El mundo de Salvador Sobral era/es el opuesto a Eurovisión; su canción Amar por los dos, también. Lo normal era haber regresado a Portugal con cero puntos, como tantas otras propuestas estrafalarias de su historia (sin ir más lejos,Remedios Amaya y ¿Quién maneja mi barca?). En ese finísimo filo que separa el ridículo y la admiración, a Sobral le salió cara.
“De repente me sentí Ronaldo”, dice. El hombre que odiaba Eurovisión, que había huido del reality televisivo Ídolos, era recibido en el aeropuerto como si hubiera ganado la Champions; en la Asamblea de la República, todos los diputados se ponían en pie, algo que no consiguen ni los muertos.
Su disco Excuse me pasaba de guardapolvos a superventas; los auditorios se abrían para él cuando antes luchaba por un rincón en los bares. Pero el exceso y el peso de la responsabilidad no son para él. “Me harté de llorar”, recuerda. Dice que lleva mejor la presión mediática y el cariño de la gente, pero eso no significa que firme autógrafos o pose para selfies. Con sus dulces modales, ha conseguido lo contrario, que sea el público quien se adapte a él. En los íntimos conciertos de la fábrica Braço de Prata no es necesario, pero en los auditorios sí que prohibía a la gente fotografiarle durante la actuación. “Les prometo que si no hacen fotos, en los bises me dejo hacer todas las que quieran”, anunciaba en su concierto de despedida de Estoril, “antes de poner mi cuerpo en manos de la ciencia”.
Tanto cariño le abruma, así que cuando quiere que le castiguen viaja a París. “¡Cabrones!, adoro que me traten mal”, confiesa en una entrevista al diario portugués Público. Reconoce que está más en paz consigo mismo y con las contradicciones de la vida, con odiar Eurovisión y, al mismo tiempo, deberle la posibilidad de hacer lo que le gusta; huir de la fama y que te persiga. “La fama es una forma falsa de salir a la calle”, le ha escrito Gonçalo Tavares en Nada que esperar, una canción de su próximo disco.
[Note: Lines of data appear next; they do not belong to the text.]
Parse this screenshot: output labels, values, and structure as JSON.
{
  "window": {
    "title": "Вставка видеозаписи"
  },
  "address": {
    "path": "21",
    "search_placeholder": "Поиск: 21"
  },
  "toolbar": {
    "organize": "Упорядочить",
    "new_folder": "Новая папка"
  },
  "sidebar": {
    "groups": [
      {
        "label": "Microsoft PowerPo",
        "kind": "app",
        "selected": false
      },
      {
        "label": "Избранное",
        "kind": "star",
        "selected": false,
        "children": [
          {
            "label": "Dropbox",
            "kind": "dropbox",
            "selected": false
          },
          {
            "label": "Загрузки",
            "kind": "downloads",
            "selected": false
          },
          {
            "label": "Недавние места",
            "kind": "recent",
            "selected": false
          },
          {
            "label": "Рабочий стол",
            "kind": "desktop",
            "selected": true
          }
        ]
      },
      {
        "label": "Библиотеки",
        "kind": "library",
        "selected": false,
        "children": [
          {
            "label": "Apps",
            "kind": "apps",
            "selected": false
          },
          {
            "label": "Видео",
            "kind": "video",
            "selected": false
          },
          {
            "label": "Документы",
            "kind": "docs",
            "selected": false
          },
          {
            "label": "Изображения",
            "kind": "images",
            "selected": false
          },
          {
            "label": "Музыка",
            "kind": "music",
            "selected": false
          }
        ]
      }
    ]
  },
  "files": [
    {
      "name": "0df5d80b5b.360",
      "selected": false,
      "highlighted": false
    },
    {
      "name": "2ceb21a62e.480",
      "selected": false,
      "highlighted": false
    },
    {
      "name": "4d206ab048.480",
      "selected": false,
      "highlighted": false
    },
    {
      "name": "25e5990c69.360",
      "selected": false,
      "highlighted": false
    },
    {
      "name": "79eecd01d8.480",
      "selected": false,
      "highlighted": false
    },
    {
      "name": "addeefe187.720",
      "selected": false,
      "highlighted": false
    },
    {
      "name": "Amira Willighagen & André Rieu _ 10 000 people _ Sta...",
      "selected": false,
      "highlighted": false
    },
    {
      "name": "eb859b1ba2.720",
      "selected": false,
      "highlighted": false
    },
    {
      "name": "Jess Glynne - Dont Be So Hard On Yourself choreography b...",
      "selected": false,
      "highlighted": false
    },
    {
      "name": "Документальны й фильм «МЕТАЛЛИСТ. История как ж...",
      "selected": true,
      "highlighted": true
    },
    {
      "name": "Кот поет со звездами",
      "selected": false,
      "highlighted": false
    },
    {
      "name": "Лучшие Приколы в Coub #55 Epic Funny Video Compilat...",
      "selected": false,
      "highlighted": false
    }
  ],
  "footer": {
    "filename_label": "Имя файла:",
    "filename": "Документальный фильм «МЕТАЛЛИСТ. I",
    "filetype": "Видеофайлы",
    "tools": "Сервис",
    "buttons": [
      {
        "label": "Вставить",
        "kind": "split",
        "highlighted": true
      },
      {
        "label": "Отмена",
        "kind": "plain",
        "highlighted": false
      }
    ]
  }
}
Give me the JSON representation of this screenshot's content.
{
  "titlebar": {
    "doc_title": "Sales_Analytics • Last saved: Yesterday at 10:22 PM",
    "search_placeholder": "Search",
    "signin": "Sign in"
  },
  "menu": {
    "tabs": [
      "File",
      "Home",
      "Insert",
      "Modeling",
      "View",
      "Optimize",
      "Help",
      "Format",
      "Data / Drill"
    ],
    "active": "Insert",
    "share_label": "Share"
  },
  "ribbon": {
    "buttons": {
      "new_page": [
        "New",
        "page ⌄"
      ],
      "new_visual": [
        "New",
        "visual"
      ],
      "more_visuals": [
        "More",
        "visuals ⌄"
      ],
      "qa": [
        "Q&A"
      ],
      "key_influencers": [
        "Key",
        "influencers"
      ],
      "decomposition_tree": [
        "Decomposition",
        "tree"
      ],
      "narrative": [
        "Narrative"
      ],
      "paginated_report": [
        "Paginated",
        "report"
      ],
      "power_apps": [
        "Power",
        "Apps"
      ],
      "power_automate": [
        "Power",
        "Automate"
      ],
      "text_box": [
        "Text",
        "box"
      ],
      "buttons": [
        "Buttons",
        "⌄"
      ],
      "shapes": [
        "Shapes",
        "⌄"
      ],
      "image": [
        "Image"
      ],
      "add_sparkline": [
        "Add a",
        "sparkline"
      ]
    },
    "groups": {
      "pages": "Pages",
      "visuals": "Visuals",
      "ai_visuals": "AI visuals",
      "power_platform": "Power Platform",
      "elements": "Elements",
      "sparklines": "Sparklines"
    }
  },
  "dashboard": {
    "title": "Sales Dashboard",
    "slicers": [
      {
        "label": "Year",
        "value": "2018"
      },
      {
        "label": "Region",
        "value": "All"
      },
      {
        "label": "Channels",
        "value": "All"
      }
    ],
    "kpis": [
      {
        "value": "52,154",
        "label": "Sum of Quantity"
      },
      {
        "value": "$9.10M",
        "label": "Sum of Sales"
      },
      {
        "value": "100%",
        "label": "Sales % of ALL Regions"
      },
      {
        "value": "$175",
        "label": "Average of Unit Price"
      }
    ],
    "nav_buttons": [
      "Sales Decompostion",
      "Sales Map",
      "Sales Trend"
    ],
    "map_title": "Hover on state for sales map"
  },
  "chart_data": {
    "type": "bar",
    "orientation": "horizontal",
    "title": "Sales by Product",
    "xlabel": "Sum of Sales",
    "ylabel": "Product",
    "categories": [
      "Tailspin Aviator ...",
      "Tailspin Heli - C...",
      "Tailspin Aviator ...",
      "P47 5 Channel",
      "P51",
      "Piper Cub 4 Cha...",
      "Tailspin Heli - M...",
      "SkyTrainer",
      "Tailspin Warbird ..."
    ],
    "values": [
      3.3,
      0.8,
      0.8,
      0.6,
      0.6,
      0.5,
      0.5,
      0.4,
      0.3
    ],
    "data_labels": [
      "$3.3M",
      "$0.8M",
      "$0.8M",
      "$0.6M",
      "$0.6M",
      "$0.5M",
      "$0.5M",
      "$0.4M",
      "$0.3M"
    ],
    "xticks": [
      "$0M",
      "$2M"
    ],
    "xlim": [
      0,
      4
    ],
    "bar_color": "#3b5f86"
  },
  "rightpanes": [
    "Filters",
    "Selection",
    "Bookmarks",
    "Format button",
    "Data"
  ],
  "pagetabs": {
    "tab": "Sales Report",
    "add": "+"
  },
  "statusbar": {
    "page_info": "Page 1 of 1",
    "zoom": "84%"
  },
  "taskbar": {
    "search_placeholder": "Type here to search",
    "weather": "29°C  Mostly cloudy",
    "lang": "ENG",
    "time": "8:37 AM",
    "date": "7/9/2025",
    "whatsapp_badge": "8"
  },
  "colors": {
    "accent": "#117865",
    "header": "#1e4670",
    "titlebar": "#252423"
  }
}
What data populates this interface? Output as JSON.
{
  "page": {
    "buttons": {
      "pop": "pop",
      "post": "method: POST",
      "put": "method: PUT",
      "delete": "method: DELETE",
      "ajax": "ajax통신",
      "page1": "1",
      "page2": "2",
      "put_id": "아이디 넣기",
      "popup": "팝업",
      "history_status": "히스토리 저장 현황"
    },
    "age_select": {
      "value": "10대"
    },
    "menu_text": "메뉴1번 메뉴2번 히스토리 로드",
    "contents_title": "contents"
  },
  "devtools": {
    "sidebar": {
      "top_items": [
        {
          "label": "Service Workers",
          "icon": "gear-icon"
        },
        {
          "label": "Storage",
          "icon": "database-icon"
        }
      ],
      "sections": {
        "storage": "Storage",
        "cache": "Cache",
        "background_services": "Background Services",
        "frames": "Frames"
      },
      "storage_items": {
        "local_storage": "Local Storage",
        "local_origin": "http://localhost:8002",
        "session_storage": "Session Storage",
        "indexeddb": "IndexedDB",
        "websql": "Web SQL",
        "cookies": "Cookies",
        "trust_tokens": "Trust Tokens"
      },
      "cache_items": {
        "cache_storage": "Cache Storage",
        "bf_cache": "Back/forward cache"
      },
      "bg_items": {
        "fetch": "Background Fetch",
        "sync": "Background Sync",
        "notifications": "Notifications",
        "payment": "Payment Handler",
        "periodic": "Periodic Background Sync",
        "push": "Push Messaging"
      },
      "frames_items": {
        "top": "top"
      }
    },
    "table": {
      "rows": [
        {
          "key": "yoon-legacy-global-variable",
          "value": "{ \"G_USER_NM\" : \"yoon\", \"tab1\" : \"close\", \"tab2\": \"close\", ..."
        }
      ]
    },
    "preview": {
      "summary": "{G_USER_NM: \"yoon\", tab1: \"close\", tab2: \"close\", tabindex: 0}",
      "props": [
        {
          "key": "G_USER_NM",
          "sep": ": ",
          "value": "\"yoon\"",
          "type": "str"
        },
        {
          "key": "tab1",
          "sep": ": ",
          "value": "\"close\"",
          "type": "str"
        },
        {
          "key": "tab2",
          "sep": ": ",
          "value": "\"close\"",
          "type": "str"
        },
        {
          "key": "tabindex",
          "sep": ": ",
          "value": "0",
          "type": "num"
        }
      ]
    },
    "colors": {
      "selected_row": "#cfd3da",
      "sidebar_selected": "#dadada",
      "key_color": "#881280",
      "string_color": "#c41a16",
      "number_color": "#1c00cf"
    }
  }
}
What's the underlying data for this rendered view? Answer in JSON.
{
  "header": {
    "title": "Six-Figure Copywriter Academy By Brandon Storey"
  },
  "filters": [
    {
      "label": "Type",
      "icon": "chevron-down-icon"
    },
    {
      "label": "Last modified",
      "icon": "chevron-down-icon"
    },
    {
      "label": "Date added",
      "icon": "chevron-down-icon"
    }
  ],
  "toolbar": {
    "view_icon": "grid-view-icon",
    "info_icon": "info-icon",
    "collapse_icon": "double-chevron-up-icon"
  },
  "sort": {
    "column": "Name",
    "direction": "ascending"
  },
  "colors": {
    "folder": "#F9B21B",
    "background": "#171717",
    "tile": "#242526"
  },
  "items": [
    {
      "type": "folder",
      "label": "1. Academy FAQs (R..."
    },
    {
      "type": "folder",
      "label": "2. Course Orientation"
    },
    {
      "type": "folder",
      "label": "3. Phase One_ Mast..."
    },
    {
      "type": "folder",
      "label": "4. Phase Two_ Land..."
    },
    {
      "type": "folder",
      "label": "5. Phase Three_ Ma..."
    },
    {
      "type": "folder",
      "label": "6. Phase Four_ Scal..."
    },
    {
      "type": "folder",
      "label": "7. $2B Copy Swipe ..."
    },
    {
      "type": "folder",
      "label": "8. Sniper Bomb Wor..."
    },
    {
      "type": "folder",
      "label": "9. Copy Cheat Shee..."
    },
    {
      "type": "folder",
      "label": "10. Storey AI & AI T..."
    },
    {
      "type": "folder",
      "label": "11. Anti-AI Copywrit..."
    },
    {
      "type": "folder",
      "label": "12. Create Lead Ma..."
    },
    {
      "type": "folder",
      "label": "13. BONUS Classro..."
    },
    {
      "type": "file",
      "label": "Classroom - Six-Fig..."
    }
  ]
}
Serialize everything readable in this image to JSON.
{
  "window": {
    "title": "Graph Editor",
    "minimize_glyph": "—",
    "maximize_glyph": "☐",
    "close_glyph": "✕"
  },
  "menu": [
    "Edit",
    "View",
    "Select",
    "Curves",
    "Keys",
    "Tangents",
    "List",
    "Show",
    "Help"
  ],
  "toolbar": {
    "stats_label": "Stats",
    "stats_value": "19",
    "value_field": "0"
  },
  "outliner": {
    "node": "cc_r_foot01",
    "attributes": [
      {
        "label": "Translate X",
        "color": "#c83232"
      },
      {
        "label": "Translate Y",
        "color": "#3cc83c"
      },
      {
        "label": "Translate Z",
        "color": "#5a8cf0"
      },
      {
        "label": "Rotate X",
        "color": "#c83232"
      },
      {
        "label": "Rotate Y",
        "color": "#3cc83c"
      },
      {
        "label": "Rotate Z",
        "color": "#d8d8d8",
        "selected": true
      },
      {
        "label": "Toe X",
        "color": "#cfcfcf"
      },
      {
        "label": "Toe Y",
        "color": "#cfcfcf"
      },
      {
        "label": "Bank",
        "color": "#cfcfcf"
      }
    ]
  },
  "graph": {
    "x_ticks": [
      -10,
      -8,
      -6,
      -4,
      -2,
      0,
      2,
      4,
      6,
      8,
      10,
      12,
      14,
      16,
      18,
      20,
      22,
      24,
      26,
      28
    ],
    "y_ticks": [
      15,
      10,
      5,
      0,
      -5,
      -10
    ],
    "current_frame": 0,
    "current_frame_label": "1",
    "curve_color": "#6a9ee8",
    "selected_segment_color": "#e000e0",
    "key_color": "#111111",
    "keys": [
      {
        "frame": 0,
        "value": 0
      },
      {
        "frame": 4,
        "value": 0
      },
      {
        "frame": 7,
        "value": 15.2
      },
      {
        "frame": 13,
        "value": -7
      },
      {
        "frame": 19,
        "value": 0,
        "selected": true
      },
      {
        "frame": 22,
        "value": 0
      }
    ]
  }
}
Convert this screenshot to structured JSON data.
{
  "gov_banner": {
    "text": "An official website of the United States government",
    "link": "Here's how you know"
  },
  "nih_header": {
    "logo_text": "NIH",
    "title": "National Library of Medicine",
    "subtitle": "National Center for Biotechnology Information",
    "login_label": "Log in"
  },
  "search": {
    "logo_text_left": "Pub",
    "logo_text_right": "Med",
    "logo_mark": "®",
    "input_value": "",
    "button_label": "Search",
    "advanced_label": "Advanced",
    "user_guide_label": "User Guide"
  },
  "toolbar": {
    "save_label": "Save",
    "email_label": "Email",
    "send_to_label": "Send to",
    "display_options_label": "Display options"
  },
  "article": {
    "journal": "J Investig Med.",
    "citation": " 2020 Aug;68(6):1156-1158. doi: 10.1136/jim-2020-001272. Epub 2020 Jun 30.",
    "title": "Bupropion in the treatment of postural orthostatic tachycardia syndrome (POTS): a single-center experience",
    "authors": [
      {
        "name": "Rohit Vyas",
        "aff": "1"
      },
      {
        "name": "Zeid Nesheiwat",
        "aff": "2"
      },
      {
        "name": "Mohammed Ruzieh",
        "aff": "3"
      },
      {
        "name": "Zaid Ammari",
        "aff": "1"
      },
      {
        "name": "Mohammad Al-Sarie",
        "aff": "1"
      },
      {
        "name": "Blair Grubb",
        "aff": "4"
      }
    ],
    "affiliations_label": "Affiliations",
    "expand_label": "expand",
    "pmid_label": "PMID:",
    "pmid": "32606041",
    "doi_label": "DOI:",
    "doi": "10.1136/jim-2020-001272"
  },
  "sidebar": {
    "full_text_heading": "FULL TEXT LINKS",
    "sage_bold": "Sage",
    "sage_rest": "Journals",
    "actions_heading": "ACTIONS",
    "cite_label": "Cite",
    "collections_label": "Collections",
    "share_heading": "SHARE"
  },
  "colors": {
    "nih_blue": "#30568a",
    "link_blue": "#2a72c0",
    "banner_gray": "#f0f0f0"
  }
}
Esquivo a la prensa, esquivo al público, esquivo a la misma Eurovisión -solo ha oído la canción de Israel, que le parece horrible- sus fugaces e imprevisibles presencias en conciertos de otros ya forman parte de las leyendas urbanas lisboetas. Sin actuaciones públicas por prescripción facultativa y artística antes de Eurovisión, el domingo 29 de abril se presentó en una casa del barrio de Santa Caterina para cantar boleros a sus amigos Ricardo y Joanna, de Lisboa Living Room.
Sobral ha cambiado de corazón y también un poquito de alma. Protagonista de jam sessions con su banda, ahora se apunta a otra más, Alma Nuestra. El pianista Víctor Zamora, el batería André Sousa y el bajo Nelson Cascais acompañan su voz melosa para interpretar un viejo amor: el bolero. En 2011 descubrió el álbum de Caetano Veloso Fina estampa y se enamoró de los ritmos latinos, que Sobral funde con el jazz y su sentimiento.
Ahora, cuando los focos pasen de largo, pero sus conciertos continúen, Salvador Sobral quiere viajar por Latinoamérica, “por Venezuela, por Colombia, cantando y descubriendo sus culturas, que me tienen pillado”. Porque Sobral ha dejado de llorar y, como ya decía Salomé en el festival de 1969, “vive cantando”.